Dans plusieurs coins du territoire de Lubero, les rues ont
été inondées du blanc-bleu. Des enseignants en cravate, costume bien cousu,
chaussures bien cirées, c'est ce qu'on pouvait constater chez de nombreux enseignants de Lubero le matin de ce lundi.
Eh bien, toutefois, derrière cette apparente normalité, un profond
malaise persiste. Les professionnels de la craie se disent préoccupés et déçus
par ce qu’ils qualifient de négligence de la part du gouvernement congolais.
Contacté à ce sujet, Kikamba Joseph, président du SYNECAT
en territoire de Lubero, n’a pas caché son indignation : « Le sort qui nous est réservé est choquant. Aujourd’hui, il faut
attendre jusqu’à la fin de la première quinzaine du mois ou le début de la
deuxième pour espérer percevoir un salaire déjà dérisoire », a-t-il
déclaré.
Selon lui, cette situation risque d’affecter négativement
la qualité de l’enseignement. C'est pourquoi, face à cette situation, le
SYNECAT annonce la tenue imminente d’une assemblée, prévue entre ce mardi 14 et
mercredi 15 avril, afin de définir une ligne de conduite. Parmi les options
envisagées figure le déclenchement d’un mouvement de grève sèche.
En attendant, les cours se poursuivent, bien que marqués
par quelques absences d’enseignants et d’élèves.
Outre le retard de paiement, le syndicat dénonce également
le taux de change appliqué lors de la rémunération. Selon Kikamba Joseph,
alors que le taux du dollar américain oscille actuellement de 1300 à 1500
francs congolais sur le marché, les enseignants sont parfois payés sur base
d’un taux allant jusqu’à 1800 voire 2000 francs congolais pour un dollar. Une
situation qu’il qualifie de « moquerie grave ».
Très remonté, le responsable syndical déplore également le
manque de considération envers les enseignants.
« Nous jouons un rôle essentiel dans le
développement du pays. Ce sont les enseignants qui forment les cadres de
demain. Pourtant, nous sommes oubliés, alors que d’autres secteurs bénéficient
de privilèges conséquents. C’est vraiment pitoyable », a-t-il martelé.

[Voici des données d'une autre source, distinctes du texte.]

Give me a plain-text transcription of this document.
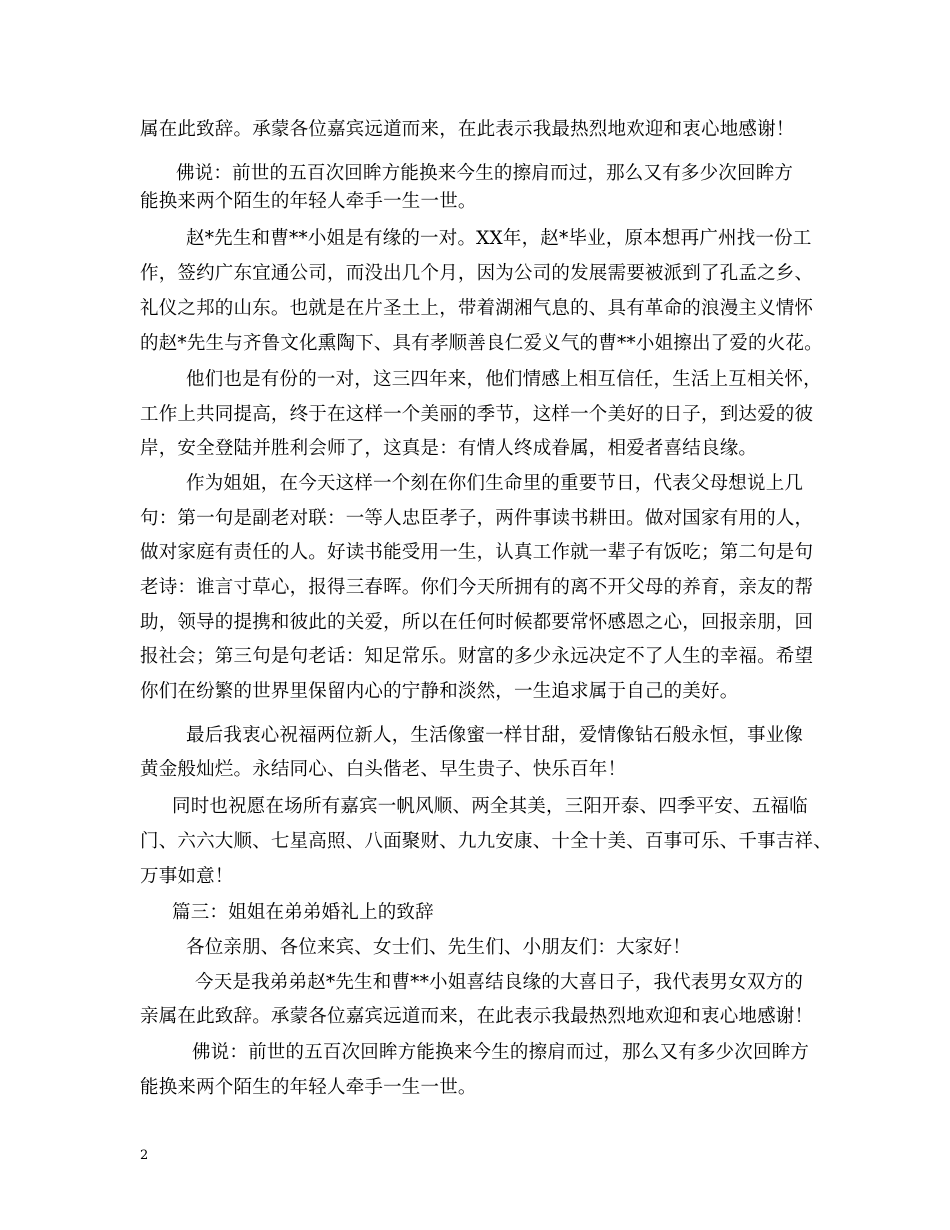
属在此致辞。承蒙各位嘉宾远道而来，在此表示我最热烈地欢迎和衷心地感谢！
佛说：前世的五百次回眸方能换来今生的擦肩而过，那么又有多少次回眸方
能换来两个陌生的年轻人牵手一生一世。
赵*先生和曹**小姐是有缘的一对。XX年，赵*毕业，原本想再广州找一份工
作，签约广东宜通公司，而没出几个月，因为公司的发展需要被派到了孔孟之乡、
礼仪之邦的山东。也就是在片圣土上，带着湖湘气息的、具有革命的浪漫主义情怀
的赵*先生与齐鲁文化熏陶下、具有孝顺善良仁爱义气的曹**小姐擦出了爱的火花。
他们也是有份的一对，这三四年来，他们情感上相互信任，生活上互相关怀，
工作上共同提高，终于在这样一个美丽的季节，这样一个美好的日子，到达爱的彼
岸，安全登陆并胜利会师了，这真是：有情人终成眷属，相爱者喜结良缘。
作为姐姐，在今天这样一个刻在你们生命里的重要节日，代表父母想说上几
句：第一句是副老对联：一等人忠臣孝子，两件事读书耕田。做对国家有用的人，
做对家庭有责任的人。好读书能受用一生，认真工作就一辈子有饭吃；第二句是句
老诗：谁言寸草心，报得三春晖。你们今天所拥有的离不开父母的养育，亲友的帮
助，领导的提携和彼此的关爱，所以在任何时候都要常怀感恩之心，回报亲朋，回
报社会；第三句是句老话：知足常乐。财富的多少永远决定不了人生的幸福。希望
你们在纷繁的世界里保留内心的宁静和淡然，一生追求属于自己的美好。
最后我衷心祝福两位新人，生活像蜜一样甘甜，爱情像钻石般永恒，事业像
黄金般灿烂。永结同心、白头偕老、早生贵子、快乐百年！
同时也祝愿在场所有嘉宾一帆风顺、两全其美，三阳开泰、四季平安、五福临
门、六六大顺、七星高照、八面聚财、九九安康、十全十美、百事可乐、千事吉祥、
万事如意！
篇三：姐姐在弟弟婚礼上的致辞
各位亲朋、各位来宾、女士们、先生们、小朋友们：大家好！
今天是我弟弟赵*先生和曹**小姐喜结良缘的大喜日子，我代表男女双方的
亲属在此致辞。承蒙各位嘉宾远道而来，在此表示我最热烈地欢迎和衷心地感谢！
佛说：前世的五百次回眸方能换来今生的擦肩而过，那么又有多少次回眸方
能换来两个陌生的年轻人牵手一生一世。
2
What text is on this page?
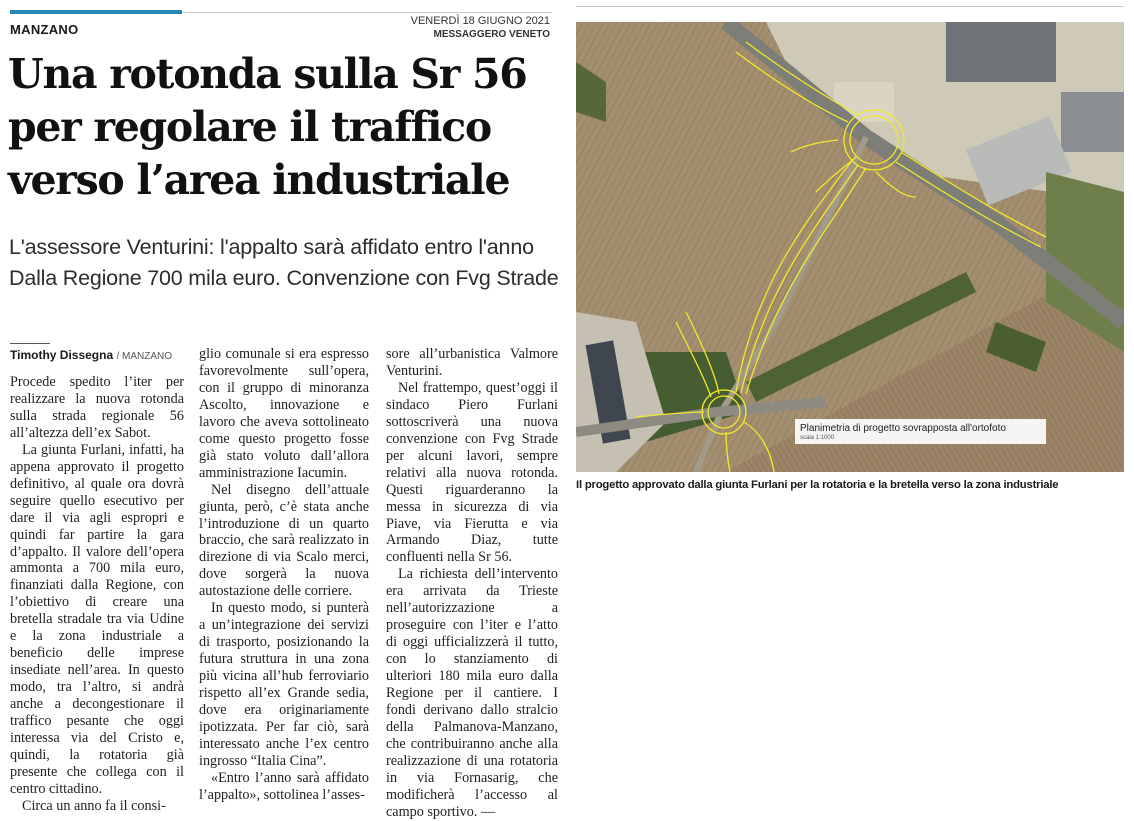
MANZANO
VENERDÌ 18 GIUGNO 2021
MESSAGGERO VENETO
Una rotonda sulla Sr 56
per regolare il traffico
verso l’area industriale
L'assessore Venturini: l'appalto sarà affidato entro l'anno
Dalla Regione 700 mila euro. Convenzione con Fvg Strade
Timothy Dissegna / MANZANO

Procede spedito l’iter per realizzare la nuova rotonda sulla strada regionale 56 all’altezza dell’ex Sabot.

La giunta Furlani, infatti, ha appena approvato il progetto definitivo, al quale ora dovrà seguire quello esecutivo per dare il via agli espropri e quindi far partire la gara d’appalto. Il valore dell’opera ammonta a 700 mila euro, finanziati dalla Regione, con l’obiettivo di creare una bretella stradale tra via Udine e la zona industriale a beneficio delle imprese insediate nell’area. In questo modo, tra l’altro, si andrà anche a decongestionare il traffico pesante che oggi interessa via del Cristo e, quindi, la rotatoria già presente che collega con il centro cittadino.

Circa un anno fa il consi-

glio comunale si era espresso favorevolmente sull’opera, con il gruppo di minoranza Ascolto, innovazione e lavoro che aveva sottolineato come questo progetto fosse già stato voluto dall’allora amministrazione Iacumin.

Nel disegno dell’attuale giunta, però, c’è stata anche l’introduzione di un quarto braccio, che sarà realizzato in direzione di via Scalo merci, dove sorgerà la nuova autostazione delle corriere.

In questo modo, si punterà a un’integrazione dei servizi di trasporto, posizionando la futura struttura in una zona più vicina all’hub ferroviario rispetto all’ex Grande sedia, dove era originariamente ipotizzata. Per far ciò, sarà interessato anche l’ex centro ingrosso “Italia Cina”.

«Entro l’anno sarà affidato l’appalto», sottolinea l’asses-

sore all’urbanistica Valmore Venturini.

Nel frattempo, quest’oggi il sindaco Piero Furlani sottoscriverà una nuova convenzione con Fvg Strade per alcuni lavori, sempre relativi alla nuova rotonda. Questi riguarderanno la messa in sicurezza di via Piave, via Fierutta e via Armando Diaz, tutte confluenti nella Sr 56.

La richiesta dell’intervento era arrivata da Trieste nell’autorizzazione a proseguire con l’iter e l’atto di oggi ufficializzerà il tutto, con lo stanziamento di ulteriori 180 mila euro dalla Regione per il cantiere. I fondi derivano dallo stralcio della Palmanova-Manzano, che contribuiranno anche alla realizzazione di una rotatoria in via Fornasarig, che modificherà l’accesso al campo sportivo. —

Planimetria di progetto sovrapposta all'ortofoto
scala 1:1000
Il progetto approvato dalla giunta Furlani per la rotatoria e la bretella verso la zona industriale
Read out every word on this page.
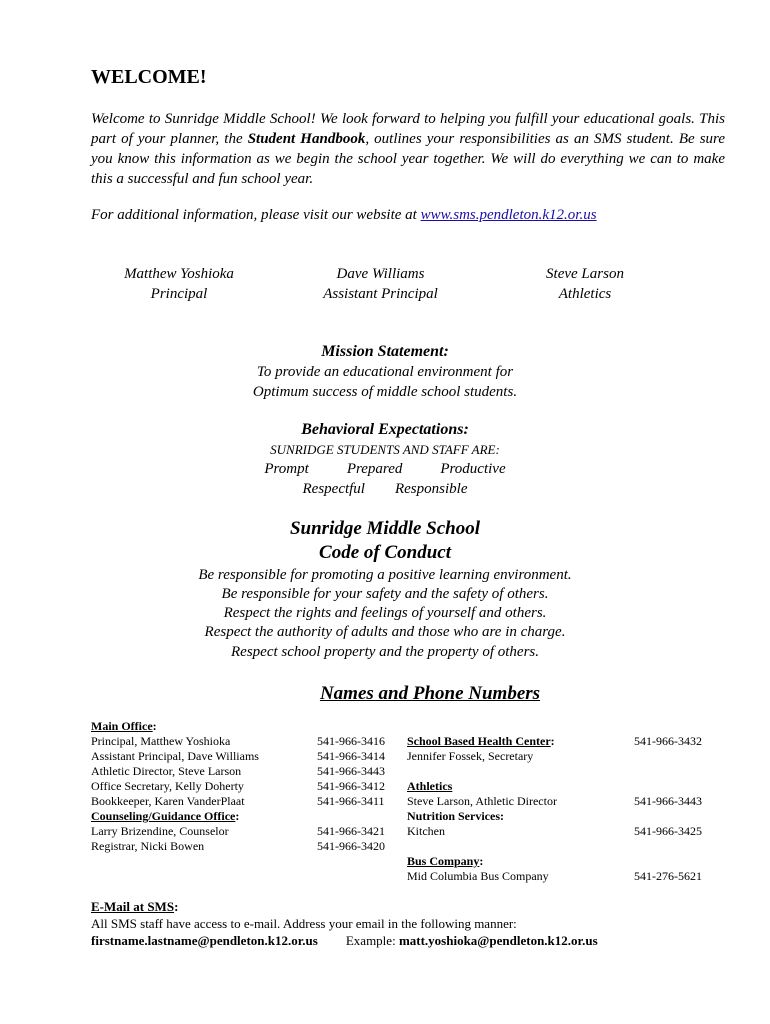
WELCOME!
Welcome to Sunridge Middle School! We look forward to helping you fulfill your educational goals. This part of your planner, the Student Handbook, outlines your responsibilities as an SMS student. Be sure you know this information as we begin the school year together. We will do everything we can to make this a successful and fun school year.
For additional information, please visit our website at www.sms.pendleton.k12.or.us
Matthew Yoshioka
Principal
Dave Williams
Assistant Principal
Steve Larson
Athletics
Mission Statement:
To provide an educational environment for
Optimum success of middle school students.
Behavioral Expectations:
SUNRIDGE STUDENTS AND STAFF ARE:
Prompt	Prepared	Productive
Respectful Responsible
Sunridge Middle School
Code of Conduct
Be responsible for promoting a positive learning environment.
Be responsible for your safety and the safety of others.
Respect the rights and feelings of yourself and others.
Respect the authority of adults and those who are in charge.
Respect school property and the property of others.
Names and Phone Numbers
Main Office:
Principal, Matthew Yoshioka	541-966-3416
Assistant Principal, Dave Williams	541-966-3414
Athletic Director, Steve Larson	541-966-3443
Office Secretary, Kelly Doherty	541-966-3412
Bookkeeper, Karen VanderPlaat	541-966-3411
Counseling/Guidance Office:
Larry Brizendine, Counselor	541-966-3421
Registrar, Nicki Bowen	541-966-3420
School Based Health Center:	541-966-3432
Jennifer Fossek, Secretary
Athletics
Steve Larson, Athletic Director	541-966-3443
Nutrition Services:
Kitchen	541-966-3425
Bus Company:
Mid Columbia Bus Company	541-276-5621
E-Mail at SMS:
All SMS staff have access to e-mail. Address your email in the following manner:
firstname.lastname@pendleton.k12.or.us Example: matt.yoshioka@pendleton.k12.or.us
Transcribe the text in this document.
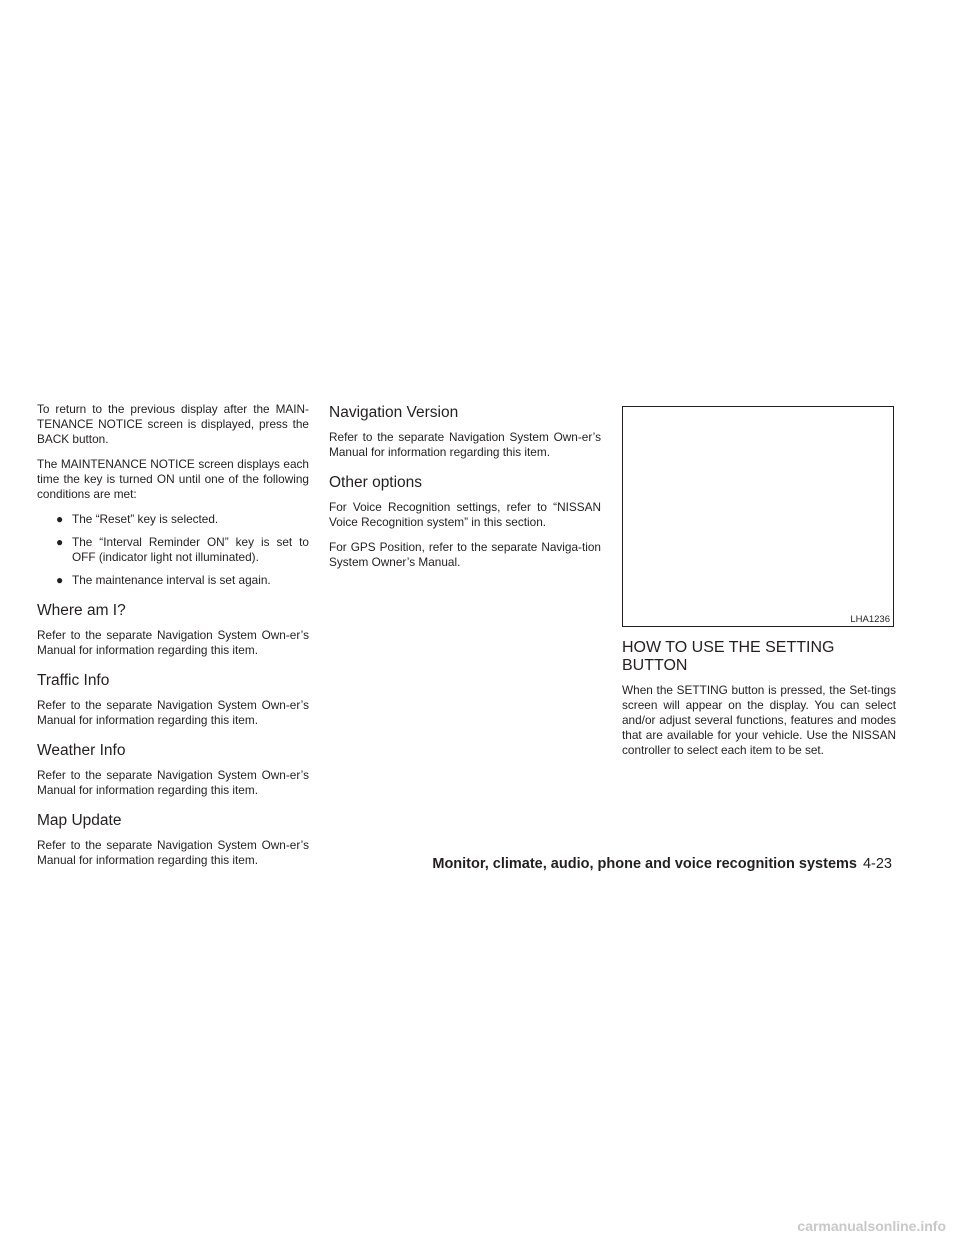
To return to the previous display after the MAIN-TENANCE NOTICE screen is displayed, press the BACK button.

The MAINTENANCE NOTICE screen displays each time the key is turned ON until one of the following conditions are met:

● The “Reset” key is selected.
● The “Interval Reminder ON” key is set to OFF (indicator light not illuminated).
● The maintenance interval is set again.
Where am I?

Refer to the separate Navigation System Own-er’s Manual for information regarding this item.

Traffic Info

Refer to the separate Navigation System Own-er’s Manual for information regarding this item.

Weather Info

Refer to the separate Navigation System Own-er’s Manual for information regarding this item.

Map Update

Refer to the separate Navigation System Own-er’s Manual for information regarding this item.

Navigation Version

Refer to the separate Navigation System Own-er’s Manual for information regarding this item.

Other options

For Voice Recognition settings, refer to “NISSAN Voice Recognition system” in this section.

For GPS Position, refer to the separate Naviga-tion System Owner’s Manual.

LHA1236
HOW TO USE THE SETTING
BUTTON

When the SETTING button is pressed, the Set-tings screen will appear on the display. You can select and/or adjust several functions, features and modes that are available for your vehicle. Use the NISSAN controller to select each item to be set.

Monitor, climate, audio, phone and voice recognition systems 4-23
carmanualsonline.info
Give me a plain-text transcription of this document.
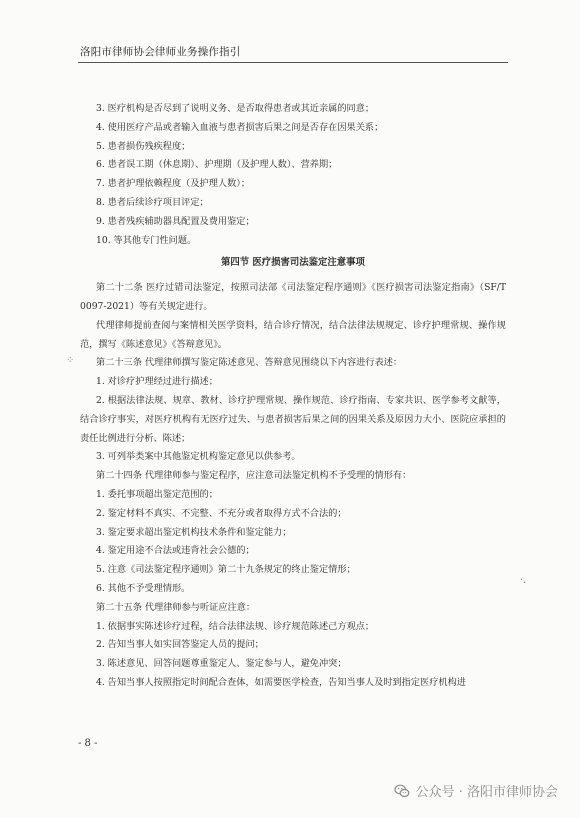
洛阳市律师协会律师业务操作指引
3. 医疗机构是否尽到了说明义务、是否取得患者或其近亲属的同意；
4. 使用医疗产品或者输入血液与患者损害后果之间是否存在因果关系；
5. 患者损伤残疾程度；
6. 患者误工期（休息期）、护理期（及护理人数）、营养期；
7. 患者护理依赖程度（及护理人数）；
8. 患者后续诊疗项目评定；
9. 患者残疾辅助器具配置及费用鉴定；
10. 等其他专门性问题。
第四节 医疗损害司法鉴定注意事项
第二十二条 医疗过错司法鉴定，按照司法部《司法鉴定程序通则》《医疗损害司法鉴定指南》（SF/T 0097-2021）等有关规定进行。
代理律师提前查阅与案情相关医学资料，结合诊疗情况，结合法律法规规定、诊疗护理常规、操作规范，撰写《陈述意见》《答辩意见》。
第二十三条 代理律师撰写鉴定陈述意见、答辩意见围绕以下内容进行表述：
1. 对诊疗护理经过进行描述；
2. 根据法律法规、规章、教材、诊疗护理常规、操作规范、诊疗指南、专家共识、医学参考文献等，结合诊疗事实，对医疗机构有无医疗过失、与患者损害后果之间的因果关系及原因力大小、医院应承担的责任比例进行分析、陈述；
3. 可列举类案中其他鉴定机构鉴定意见以供参考。
第二十四条 代理律师参与鉴定程序，应注意司法鉴定机构不予受理的情形有：
1. 委托事项超出鉴定范围的；
2. 鉴定材料不真实、不完整、不充分或者取得方式不合法的；
3. 鉴定要求超出鉴定机构技术条件和鉴定能力；
4. 鉴定用途不合法或违背社会公德的；
5. 注意《司法鉴定程序通则》第二十九条规定的终止鉴定情形；
6. 其他不予受理情形。
第二十五条 代理律师参与听证应注意：
1. 依据事实陈述诊疗过程，结合法律法规、诊疗规范陈述己方观点；
2. 告知当事人如实回答鉴定人员的提问；
3. 陈述意见、回答问题尊重鉴定人、鉴定参与人，避免冲突；
4. 告知当事人按照指定时间配合查体，如需要医学检查，告知当事人及时到指定医疗机构进
- 8 -
⁘
·.
公众号 · 洛阳市律师协会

Sur le terrain, le malaise est également perceptible. Un
enseignant d’une école secondaire de la place, ayant requis l’anonymat, confie
vivre une situation particulièrement difficile.
« Nous traversons une
période très compliquée. Par peur de perdre nos emplois, certains d’entre nous
continuent de venir à l’école sans réellement enseigner. Personnellement, je
viens en classe, mais je me limite à échanger avec les élèves sans dispenser
les cours », a-t-il témoigné.
Depuis plusieurs années, le système éducatif congolais est
confronté à de nombreuses difficultés, notamment liées à la précarité des
conditions de vie des enseignants. Ces derniers revendiquent notamment un
salaire mensuel d’au moins 500 dollars américains ainsi que la suppression des
zones salariales, qu’ils jugent injustes.